Futures on US West Texas Intermediate Crude Oil surged 1% on Tuesday, underpinned by optimism a strong economic rebound in China will bolster fuel demand.
However, WTI Crude Oil Futures looked set to register a fourth consecutive month of losses, being down 4.56% so far in February.
Expectations over Chinese oil demand recovery supported the oil market, with focus on key data over the upcoming two days. Analysts expect China to report growth in factory activity in February.
Still, January’s stronger-than-anticipated new orders for core US-manufactured capital goods reinforced prospects of more rate hikes by the Federal Reserve, while restraining oil gains.
“The stronger than expected inflation numbers raised concerns about further hikes in interest rates, which has already curbed demand in the U.S.,” ANZ analysts wrote in an investor note.

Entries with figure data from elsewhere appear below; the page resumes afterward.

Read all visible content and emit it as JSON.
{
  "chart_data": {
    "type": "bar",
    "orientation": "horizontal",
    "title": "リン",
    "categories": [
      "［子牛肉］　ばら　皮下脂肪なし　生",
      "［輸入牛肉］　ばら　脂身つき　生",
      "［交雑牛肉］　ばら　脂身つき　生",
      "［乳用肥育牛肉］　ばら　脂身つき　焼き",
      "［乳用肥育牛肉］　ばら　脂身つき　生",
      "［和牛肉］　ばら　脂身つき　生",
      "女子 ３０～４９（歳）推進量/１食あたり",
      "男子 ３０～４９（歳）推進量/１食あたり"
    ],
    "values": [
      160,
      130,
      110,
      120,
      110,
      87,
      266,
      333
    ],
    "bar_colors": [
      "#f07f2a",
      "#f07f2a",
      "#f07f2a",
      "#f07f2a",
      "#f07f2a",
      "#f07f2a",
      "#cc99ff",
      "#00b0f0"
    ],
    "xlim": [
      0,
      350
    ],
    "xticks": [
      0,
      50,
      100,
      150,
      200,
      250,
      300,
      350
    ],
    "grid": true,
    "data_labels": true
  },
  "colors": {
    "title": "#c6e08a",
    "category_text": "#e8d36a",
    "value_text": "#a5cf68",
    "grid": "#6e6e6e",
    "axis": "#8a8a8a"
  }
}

Market players will be paying attention to the industry report on US oil stocks by the American Petroleum Institute later on Tuesday as well as the government report by the Energy Information Administration on Wednesday for more clues over demand.
Analysts polled by Reuters expect US crude inventories to increase by 400,000 barrels in the week to February 24th, which would be the 10th straight week of stock builds.
As of 9:01 GMT on Tuesday WTI Crude Oil Futures were gaining 1.03% to trade at $76.46 per barrel. Last week, the black liquid went up as high as $77.74 per barrel, which has been its strongest price level since February 17th ($78.25 per barrel).
At the same time, Brent Oil Futures were gaining 0.89% on the day to trade at $82.77 per barrel.